Aridjis beautifully renders the perspective of a bored, intelligent, privileged teenage girl — a decadent, solipsistic daydream. The Mexico City of the 1980s that Luisa wants to escape is a place of “thermal inversion”: a topsy-turvy world of drug-dealer poets and eccentrics such as “El Chino, who lived with his pet canary Juan El Ciego, blind since birth, for whom he fashioned nests out of discarded shoulder pads”. Luisa, however, is deadened to this feast for the imagination; she has eyes only for Tomás, “a sliver of black, slicing through the so-called calm of the morning”.
Based on an episode from Aridjis’s teenage years in Mexico, the novel’s brilliance lies in capturing so convincingly that state of adolescent restlessness. The only drawback is that this story of a teenage runaway could stand to be a bit more fun...Aridjis leaves us with the sense that Luisa’s disillusionment, like everything else, is in flux.
...the language is precise, strange, evocative and wise... Luisa aside, none of the characters ever fully comes to life – which, in a book concerned with the self-absorption of adolescence, feels eminently plausible... The novel poses far more questions than it answers, and it does so accurately and beautifully.
Aridjis scrambles your brain, not with high-modernist pyrotechnics but by the stealthier means of undermining the assumption that a novel’s words exist to advance the story. When Luisa tells us of a friend who lied about having Morrissey’s autograph or muses on “salt-water macro-organisms that share a fondness for ancient timber”, or an ex-boyfriend “who liked kicking boxes, he’d kick any box he found lying on the street”, it’s just because.

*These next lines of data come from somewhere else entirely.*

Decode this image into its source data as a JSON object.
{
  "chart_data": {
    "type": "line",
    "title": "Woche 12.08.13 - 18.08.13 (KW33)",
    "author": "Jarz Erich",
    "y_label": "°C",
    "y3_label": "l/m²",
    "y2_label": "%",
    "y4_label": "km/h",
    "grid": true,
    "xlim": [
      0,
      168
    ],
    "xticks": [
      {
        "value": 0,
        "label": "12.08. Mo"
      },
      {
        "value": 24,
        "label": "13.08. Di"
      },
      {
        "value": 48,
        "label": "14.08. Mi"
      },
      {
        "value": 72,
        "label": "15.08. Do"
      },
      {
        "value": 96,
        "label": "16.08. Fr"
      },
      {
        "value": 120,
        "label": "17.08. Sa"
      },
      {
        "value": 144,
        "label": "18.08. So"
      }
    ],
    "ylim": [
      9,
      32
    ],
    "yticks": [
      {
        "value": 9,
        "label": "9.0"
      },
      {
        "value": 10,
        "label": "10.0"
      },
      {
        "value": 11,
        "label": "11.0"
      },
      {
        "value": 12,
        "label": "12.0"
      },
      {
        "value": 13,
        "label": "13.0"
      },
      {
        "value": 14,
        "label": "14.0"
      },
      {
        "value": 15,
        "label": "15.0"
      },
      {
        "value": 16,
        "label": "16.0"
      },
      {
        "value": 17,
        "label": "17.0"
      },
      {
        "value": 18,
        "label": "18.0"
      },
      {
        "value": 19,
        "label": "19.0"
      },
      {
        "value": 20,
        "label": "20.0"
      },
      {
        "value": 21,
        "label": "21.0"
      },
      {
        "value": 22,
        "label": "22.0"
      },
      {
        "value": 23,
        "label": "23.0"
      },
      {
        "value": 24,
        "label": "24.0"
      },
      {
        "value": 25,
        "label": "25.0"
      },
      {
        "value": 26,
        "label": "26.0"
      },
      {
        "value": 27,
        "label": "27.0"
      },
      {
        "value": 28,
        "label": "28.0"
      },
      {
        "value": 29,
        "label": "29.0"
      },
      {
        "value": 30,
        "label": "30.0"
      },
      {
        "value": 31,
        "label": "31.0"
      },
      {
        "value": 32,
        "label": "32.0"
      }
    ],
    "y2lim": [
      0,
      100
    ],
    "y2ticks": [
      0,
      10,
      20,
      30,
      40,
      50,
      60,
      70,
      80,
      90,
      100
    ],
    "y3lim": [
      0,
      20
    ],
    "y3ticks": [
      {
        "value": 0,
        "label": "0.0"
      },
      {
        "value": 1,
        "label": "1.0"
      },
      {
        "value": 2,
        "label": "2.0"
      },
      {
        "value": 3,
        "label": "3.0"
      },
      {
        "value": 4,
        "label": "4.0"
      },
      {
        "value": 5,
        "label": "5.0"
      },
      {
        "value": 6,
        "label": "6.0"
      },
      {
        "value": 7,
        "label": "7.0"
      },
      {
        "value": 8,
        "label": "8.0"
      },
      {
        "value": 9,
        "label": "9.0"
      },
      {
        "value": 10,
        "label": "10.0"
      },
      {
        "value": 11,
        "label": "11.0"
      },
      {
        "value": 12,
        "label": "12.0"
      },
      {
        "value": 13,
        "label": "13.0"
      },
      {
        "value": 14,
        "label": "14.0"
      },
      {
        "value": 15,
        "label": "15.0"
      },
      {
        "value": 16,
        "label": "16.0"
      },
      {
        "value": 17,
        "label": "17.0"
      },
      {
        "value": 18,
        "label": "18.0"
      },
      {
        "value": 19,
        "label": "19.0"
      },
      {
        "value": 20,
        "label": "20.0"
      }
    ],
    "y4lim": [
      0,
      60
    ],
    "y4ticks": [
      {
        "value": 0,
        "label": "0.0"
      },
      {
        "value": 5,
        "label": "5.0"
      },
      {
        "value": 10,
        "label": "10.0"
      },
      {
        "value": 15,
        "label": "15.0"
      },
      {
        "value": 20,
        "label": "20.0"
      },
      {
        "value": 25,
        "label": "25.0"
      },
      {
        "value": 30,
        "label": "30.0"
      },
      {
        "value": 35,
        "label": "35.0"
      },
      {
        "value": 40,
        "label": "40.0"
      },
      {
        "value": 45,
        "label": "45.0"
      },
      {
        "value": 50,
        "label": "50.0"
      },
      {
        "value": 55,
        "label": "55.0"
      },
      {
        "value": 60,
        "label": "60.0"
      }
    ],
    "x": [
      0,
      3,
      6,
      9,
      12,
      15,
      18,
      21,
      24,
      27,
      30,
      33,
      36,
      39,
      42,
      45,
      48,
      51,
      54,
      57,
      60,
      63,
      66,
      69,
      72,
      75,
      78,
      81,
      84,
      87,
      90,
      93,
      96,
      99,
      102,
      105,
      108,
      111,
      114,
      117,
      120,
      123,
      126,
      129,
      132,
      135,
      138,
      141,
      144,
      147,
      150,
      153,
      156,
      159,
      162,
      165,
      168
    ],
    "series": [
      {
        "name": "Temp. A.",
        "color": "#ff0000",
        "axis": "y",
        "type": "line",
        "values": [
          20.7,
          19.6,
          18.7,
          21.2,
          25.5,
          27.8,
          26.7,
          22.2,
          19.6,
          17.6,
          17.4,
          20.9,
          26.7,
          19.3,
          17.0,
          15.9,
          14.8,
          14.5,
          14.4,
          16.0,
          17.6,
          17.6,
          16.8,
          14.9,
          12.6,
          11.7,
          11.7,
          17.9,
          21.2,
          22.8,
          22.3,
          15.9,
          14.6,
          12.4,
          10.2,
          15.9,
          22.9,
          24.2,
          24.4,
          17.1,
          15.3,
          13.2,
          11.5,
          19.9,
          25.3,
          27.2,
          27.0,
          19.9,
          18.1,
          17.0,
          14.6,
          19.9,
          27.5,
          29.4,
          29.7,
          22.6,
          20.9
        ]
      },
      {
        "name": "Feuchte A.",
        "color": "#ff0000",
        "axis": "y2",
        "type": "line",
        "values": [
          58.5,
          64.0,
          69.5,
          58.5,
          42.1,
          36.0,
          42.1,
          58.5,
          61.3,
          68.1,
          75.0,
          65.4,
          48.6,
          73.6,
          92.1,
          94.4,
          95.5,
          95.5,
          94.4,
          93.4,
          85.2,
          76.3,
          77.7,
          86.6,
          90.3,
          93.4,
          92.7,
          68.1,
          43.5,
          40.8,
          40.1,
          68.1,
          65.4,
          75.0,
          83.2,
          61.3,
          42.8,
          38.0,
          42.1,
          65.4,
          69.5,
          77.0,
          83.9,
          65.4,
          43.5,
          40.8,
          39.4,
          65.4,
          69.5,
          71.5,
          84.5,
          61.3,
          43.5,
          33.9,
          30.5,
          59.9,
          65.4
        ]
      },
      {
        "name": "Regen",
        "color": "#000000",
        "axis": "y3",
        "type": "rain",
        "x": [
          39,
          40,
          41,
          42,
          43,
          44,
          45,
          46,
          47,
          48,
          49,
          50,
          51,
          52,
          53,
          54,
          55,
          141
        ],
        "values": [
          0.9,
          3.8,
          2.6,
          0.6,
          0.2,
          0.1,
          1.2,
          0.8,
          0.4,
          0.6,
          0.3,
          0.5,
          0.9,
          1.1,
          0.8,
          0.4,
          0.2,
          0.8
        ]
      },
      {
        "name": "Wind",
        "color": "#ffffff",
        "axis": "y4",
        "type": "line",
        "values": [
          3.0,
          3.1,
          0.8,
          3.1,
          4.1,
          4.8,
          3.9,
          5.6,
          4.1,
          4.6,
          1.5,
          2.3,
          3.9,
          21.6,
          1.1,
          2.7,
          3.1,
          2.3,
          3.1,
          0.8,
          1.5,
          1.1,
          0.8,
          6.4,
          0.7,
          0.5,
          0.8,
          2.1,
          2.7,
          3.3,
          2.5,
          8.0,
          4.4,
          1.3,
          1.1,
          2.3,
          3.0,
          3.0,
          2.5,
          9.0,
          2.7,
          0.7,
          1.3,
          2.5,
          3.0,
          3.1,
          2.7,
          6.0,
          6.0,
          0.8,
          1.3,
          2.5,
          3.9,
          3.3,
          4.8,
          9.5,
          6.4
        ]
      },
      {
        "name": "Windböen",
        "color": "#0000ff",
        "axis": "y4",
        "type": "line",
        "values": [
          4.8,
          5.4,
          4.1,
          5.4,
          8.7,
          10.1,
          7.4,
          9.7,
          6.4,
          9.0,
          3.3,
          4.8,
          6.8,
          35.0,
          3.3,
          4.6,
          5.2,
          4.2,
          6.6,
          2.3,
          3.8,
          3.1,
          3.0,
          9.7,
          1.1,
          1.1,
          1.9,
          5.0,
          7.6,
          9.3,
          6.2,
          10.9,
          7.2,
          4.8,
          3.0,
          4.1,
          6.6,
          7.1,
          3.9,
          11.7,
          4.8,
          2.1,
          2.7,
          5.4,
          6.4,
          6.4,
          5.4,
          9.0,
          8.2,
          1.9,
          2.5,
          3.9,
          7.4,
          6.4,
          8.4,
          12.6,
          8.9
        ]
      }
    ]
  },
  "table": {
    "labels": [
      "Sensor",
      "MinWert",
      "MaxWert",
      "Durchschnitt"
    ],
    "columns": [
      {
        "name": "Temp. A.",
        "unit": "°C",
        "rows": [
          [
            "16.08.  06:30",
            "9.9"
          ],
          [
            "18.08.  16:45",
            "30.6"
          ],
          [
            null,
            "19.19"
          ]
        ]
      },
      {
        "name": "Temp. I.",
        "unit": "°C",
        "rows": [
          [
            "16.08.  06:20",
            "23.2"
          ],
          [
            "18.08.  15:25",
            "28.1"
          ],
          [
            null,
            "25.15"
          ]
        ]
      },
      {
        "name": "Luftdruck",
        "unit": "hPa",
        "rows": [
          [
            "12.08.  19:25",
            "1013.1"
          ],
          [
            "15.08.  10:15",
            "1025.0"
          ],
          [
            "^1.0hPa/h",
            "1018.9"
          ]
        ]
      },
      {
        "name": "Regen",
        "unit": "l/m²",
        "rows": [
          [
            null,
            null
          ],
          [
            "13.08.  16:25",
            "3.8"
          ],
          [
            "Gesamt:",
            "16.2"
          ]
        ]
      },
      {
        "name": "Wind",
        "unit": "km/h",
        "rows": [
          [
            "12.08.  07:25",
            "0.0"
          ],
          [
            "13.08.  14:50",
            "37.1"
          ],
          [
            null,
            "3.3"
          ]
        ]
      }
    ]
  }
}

“Most voyages end in failure,” Luisa concludes. She adds that “to imagine travel is probably better than actually traveling since no journey can ever satisfy human desire.” The figure of the shipwreck looms large for Aridjis. It becomes a useful lens through which to see this book, which is self-contained, inscrutable, and weirdly captivating, like a salvaged object that wants to return to the sea.